When:
Friday, March 5, 2021
3:30 PM - 5:00 PM CT
Where: Online
Audience: Faculty/Staff - Student - Public - Post Docs/Docs - Graduate Students
Cost: $0
Contact:
Phil Hoskins
(847) 491-5490
Group: Department of French and Italian
Category: Academic
Shadow Iconomics and Road Networks of the Visible
Our world is increasingly saturated with images. Their number is growing so exponentially—on social networks and screens of all kinds—that the space in which we live is literally overflowing with images (we are approaching the limit which Walter Benjamin described as “a one hundred percent image space”). The question of storing or circulating them, their weight, the fluidity or viscosity of their exchanges, the fluctuations in their values—in short, the whole business of the image economy—is more relevant than ever.

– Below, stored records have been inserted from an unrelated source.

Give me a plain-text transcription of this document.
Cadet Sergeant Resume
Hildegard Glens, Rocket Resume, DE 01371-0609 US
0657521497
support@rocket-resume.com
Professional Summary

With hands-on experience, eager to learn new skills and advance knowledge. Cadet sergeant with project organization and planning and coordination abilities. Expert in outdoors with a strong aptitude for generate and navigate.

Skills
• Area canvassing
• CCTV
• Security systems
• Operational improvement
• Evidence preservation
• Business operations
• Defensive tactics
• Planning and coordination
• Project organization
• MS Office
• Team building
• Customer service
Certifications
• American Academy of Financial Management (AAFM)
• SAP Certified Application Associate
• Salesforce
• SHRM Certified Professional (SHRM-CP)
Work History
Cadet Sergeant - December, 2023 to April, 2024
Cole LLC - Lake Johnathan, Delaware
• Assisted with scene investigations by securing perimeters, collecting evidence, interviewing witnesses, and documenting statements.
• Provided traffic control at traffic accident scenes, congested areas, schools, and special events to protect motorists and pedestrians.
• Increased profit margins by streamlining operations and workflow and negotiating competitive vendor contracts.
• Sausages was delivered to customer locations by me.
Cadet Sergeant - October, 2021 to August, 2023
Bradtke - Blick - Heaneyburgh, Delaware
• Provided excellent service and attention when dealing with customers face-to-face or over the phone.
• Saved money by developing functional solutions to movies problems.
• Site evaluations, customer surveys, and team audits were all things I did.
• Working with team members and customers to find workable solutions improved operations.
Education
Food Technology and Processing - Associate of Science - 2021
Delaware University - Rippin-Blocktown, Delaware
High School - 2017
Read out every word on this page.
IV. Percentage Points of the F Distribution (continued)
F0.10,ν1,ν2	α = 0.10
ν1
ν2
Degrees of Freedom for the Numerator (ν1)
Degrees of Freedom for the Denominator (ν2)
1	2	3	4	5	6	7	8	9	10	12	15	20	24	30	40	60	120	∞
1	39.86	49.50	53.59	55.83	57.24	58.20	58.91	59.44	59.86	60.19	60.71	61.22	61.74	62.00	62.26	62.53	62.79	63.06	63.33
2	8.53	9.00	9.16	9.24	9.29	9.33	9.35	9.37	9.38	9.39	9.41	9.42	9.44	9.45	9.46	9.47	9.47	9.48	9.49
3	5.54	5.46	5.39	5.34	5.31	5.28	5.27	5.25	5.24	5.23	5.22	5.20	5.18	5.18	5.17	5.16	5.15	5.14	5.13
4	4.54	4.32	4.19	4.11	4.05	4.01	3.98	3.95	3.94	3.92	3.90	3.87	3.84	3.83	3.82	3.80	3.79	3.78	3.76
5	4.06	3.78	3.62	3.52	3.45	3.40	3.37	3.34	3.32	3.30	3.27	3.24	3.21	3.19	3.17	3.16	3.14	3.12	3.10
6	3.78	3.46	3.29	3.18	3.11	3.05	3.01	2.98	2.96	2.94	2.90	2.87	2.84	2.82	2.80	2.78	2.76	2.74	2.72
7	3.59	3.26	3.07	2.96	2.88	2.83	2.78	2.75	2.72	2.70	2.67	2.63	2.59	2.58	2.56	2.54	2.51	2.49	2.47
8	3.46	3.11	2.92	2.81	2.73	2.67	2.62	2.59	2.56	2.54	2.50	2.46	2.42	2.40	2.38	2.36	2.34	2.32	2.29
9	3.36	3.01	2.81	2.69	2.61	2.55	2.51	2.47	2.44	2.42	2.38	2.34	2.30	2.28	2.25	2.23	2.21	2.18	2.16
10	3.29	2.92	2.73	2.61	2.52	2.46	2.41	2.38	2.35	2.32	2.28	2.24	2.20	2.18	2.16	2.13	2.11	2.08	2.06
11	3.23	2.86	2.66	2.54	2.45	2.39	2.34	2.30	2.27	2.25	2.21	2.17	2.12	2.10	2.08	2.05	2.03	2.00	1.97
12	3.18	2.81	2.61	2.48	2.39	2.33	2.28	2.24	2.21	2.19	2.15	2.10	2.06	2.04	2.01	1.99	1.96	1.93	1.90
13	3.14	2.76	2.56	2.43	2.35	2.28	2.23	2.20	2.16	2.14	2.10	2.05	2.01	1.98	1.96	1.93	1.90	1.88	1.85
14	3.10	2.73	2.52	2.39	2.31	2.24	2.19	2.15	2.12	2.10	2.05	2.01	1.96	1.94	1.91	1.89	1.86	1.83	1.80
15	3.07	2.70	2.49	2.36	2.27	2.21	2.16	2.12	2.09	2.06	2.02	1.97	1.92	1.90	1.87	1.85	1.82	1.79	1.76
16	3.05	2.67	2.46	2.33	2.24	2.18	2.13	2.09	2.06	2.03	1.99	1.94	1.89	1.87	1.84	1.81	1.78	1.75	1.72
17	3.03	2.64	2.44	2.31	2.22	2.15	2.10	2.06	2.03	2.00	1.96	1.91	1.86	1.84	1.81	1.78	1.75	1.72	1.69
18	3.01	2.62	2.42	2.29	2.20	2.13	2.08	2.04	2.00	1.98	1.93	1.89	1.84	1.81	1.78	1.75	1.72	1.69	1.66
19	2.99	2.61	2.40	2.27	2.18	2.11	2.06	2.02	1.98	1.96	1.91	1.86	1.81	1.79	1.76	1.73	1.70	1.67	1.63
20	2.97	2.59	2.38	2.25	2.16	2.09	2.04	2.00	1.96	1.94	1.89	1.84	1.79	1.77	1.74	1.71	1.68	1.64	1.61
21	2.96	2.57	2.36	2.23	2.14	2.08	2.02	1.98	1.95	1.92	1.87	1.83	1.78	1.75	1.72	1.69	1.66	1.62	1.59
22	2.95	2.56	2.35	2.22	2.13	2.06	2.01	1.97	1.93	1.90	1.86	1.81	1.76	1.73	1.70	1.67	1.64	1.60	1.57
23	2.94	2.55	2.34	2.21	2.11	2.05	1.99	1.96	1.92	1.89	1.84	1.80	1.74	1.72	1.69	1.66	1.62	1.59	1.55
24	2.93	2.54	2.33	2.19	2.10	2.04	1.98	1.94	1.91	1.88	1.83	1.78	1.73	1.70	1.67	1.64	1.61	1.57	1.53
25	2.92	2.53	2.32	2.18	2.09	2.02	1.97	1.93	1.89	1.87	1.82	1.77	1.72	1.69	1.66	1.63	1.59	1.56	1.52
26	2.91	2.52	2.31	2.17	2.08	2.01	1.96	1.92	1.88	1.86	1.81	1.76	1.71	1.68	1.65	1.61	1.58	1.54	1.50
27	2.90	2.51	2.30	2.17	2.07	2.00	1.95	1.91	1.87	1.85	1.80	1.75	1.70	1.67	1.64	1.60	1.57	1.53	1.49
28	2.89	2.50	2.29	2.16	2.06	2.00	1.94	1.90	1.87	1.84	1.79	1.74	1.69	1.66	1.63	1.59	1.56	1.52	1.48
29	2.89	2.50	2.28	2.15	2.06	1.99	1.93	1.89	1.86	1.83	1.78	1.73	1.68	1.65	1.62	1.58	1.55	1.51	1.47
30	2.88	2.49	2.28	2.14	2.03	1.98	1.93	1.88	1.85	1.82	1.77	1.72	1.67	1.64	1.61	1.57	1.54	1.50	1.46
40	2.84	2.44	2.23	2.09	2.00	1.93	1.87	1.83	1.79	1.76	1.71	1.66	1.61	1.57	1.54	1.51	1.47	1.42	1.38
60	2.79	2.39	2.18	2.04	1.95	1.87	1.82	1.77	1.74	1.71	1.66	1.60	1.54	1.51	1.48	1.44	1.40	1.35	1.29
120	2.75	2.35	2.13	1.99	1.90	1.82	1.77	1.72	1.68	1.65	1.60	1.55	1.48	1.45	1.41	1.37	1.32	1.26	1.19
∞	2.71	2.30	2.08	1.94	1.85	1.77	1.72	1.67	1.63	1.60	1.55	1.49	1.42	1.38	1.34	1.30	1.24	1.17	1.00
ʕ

In order to analyze what is at stake in these new iconomics of our times, the lecture will offer a glimpse behind the scenes of visibility: on the one hand, into the road networks that route and reroute the circulation of images and gazes; on the other hand, into the history of shadows and their hidden transactions.
Peter Szendy is Professor of Comparative Literature and Humanities at Brown University and musicological advisor for the concert programs at the Paris Philharmony. He has taught in the Philosophy Department at the University of Paris Nanterre and in the Music Department at the University of Strasbourg. Among his recent works: The Supermarket of the Visible: Towards a General Economy of Images (Fordham University Press, 2019); Of Stigmatology: Punctuation as Experience (Fordham University Press, 2017); All Ears: The Aesthetics of Espionage (Fordham University Press, 2016); Apocalypse-Cinema: 2012 and Other Ends of the World (Fordham University Press, 2015).